Depuis un temps, le parfait amour avec les soutiens financiers de Kigali traverse une zone de très fortes turbulences.

Leurre ? Fantasme ?Pas évident que ce changement de ton ne soit que l’effet d’une colère passagère de la part des maitres du monde. Le lâchage semble être le terme qui convient dans le cas de Paul Kagame.

Les jurisprudences ne manquent pas. La plus récente dans la sous-région des Grands Lacs est le traitement dégradant infligé au régime Mobutu, après de multiples services rendus à l’Occident.

L’isolement se précise

Tout commence par des écarts dans le langage. Quittant les traditions diplomatiques, des congressemen américains sont montés au créneau exigeant qu’aucune négociation ne soit amorcée avec Kigali, sans au préalable obtenir la fin du soutien apporté au M23.

De passage à Johannesburg, la secrétaire d’Etat américaine, Hillary Clinton, est allé dans le même sens. Elle a, à cet effet, exigé l’arrêt de tout soutien au M23, allant jusqu’à entrevoir des poursuites pénales à l’encontre des responsables du drame humanitaire de l’Est de la RDC.

Pour corser les choses, la sortie médiatique du général Kayumba vient ébranler, depuis son exil en Afrique du Sud, le mythe entretenu autour de la personne du président rwandais. L’ancien chef d’état-major de l’armée rwandaise a poussé trop loin, qualifiant au passage Paul Kagame de «Hitler» !

En même temps, les diasporas congolaise et rwandaise ne cessent de se mobiliser pour dénoncer les actions barbares perpétrées par le régime de Kigali dans l’Est de la RDC.

C’est en embouchant, à tous les coups, le même refrain, que le jeu de Kigali a fini par fatiguer ses soutiens occidentaux. La neutralisation des génocidaires FDLR présentés comme prétexte à des incursions armées à l’intérieur des frontières congolaises, accompagnée d’actes de prédation ne pouvait pas laisser indifférente et indéfiniment inactive l’opinion publique internationale.

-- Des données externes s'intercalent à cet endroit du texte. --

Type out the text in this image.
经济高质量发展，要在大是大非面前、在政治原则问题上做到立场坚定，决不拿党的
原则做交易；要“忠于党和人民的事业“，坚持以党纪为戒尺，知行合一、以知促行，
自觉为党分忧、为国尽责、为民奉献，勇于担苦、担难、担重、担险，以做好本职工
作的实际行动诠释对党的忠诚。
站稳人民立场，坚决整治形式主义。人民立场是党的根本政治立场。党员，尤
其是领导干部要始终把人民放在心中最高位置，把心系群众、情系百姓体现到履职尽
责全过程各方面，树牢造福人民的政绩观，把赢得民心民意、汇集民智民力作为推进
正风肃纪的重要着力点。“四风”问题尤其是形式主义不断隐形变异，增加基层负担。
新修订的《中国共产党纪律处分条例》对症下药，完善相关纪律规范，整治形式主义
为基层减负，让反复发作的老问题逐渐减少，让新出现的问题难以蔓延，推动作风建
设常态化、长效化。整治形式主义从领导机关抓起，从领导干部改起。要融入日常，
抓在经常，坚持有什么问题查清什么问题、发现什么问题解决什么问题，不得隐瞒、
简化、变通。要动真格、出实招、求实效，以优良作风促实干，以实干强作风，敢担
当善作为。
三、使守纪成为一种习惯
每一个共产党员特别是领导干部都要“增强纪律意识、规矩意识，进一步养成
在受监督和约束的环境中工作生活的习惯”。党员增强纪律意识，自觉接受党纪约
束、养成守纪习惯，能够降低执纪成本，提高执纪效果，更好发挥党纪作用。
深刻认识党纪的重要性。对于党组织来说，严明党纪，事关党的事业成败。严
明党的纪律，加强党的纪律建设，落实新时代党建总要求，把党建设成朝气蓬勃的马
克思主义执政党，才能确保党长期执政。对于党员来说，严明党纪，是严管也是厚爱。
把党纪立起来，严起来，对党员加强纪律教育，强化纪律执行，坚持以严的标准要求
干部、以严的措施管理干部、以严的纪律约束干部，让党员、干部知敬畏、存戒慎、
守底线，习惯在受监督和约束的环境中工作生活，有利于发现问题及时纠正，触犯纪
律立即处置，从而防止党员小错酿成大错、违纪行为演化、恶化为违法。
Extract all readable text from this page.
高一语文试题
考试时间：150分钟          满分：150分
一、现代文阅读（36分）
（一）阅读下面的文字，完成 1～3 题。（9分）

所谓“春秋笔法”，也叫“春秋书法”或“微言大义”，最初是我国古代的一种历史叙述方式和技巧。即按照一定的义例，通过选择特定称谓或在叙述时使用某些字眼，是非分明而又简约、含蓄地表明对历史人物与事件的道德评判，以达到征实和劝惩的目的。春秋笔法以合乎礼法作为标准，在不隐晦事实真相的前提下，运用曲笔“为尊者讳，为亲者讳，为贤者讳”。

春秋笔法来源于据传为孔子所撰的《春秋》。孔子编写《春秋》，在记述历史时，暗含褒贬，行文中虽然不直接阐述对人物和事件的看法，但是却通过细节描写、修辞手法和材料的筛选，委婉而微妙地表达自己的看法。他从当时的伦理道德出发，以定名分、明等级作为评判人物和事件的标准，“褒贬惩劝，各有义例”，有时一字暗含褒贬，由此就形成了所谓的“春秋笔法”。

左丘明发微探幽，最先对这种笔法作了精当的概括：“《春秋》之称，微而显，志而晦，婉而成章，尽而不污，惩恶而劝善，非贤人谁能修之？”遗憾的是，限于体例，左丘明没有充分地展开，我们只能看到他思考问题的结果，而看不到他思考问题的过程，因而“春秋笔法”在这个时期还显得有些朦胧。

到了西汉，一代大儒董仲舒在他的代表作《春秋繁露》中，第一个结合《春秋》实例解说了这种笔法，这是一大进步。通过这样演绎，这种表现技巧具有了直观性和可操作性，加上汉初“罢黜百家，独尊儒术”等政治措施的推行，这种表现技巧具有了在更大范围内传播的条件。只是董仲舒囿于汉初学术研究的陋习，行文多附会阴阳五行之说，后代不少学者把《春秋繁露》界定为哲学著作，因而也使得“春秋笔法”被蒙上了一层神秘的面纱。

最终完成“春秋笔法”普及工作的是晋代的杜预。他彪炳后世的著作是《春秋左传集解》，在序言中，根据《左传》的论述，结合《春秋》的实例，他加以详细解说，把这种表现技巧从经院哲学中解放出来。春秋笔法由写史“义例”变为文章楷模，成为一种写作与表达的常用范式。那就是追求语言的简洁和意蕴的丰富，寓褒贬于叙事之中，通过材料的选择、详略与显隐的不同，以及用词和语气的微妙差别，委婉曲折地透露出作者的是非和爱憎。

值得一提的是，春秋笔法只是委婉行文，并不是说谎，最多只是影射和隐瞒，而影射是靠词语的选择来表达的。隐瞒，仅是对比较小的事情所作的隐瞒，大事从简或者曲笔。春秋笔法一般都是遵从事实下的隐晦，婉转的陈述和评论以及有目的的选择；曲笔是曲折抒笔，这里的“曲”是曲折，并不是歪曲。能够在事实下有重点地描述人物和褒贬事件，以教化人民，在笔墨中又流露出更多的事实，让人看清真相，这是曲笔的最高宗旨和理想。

Une étude commandée par le Bureau de coordination des affaires humanitaires de l’ONU (OCHA), atteste que «près de 17,3 millions de Congolais se trouveraient en état d’insécurité alimentaire aiguë». Mis dans l’impossibilité de se rendre aux champs, ces déplacés internes sont devenus un problème pour le pays ainsi que la communauté internationale. Cela ne devrait pas durer indéfiniment.

La descente aux enfers

Selon des sources concordantes, des Américains formeraient déjà «des officiers rwandais de demain». Des officiers formés pour protéger les populations et non pour perpétrer des violences et la prédation dans la sous-région.

Pour Washington, la répression devait céder sa place à l’émergence de la démocratie.

Pressé comme un citron, Paul Kagame est en train de subir le même sort que Mobutu qui a servi pendant un cycle. Le temps de Kagame est arrivé à terme, susurre-t-on dans certains milieux spécialisés.

Sa succession étant en préparation, le plus important est de veiller sur la qualité des acteurs à venir. Kagame a fait son temps. Il a servi une cause, il ne sert plus à rien pour ses mentors, fatigués par son manque de modération dans la violence et la prédation. La roue de l’histoire tourne. Pour l’instant, c’est en défaveur de celui qui se faisait passer pour le point focal de la politique américaine dans la région des Grands Lacs.

Le feuilleton Kagame, qui ne fait que commencer, est une belle leçon pour tous les dirigeants africains qui travaillent pour les intérêts étrangers et contre ceux de l’Afrique et des Africains.

En encadré, une analyse du journal français Le Monde qui peint à sa manière le script de la chute probable de l’homme fort de Kigali.

Encadré

T/Face à l’ingérence du Rwanda en RDC, les pays occidentaux réduisent leurs aides

L’heure n’est plus à la flagornerie. Ni aux échanges diplomatiques doucereux et policés. Depuis qu’un rapport d’experts des Nations unies, rendu public le 27 juin, a explicitement accusé le Rwanda de déstabiliser la République démocratique du Congo (RDC) voisine par le truchement d’armes, de munitions et de combattants, le « pays des mille collines » est victime d’un désamour patent de la part de ses principaux partenaires occidentaux.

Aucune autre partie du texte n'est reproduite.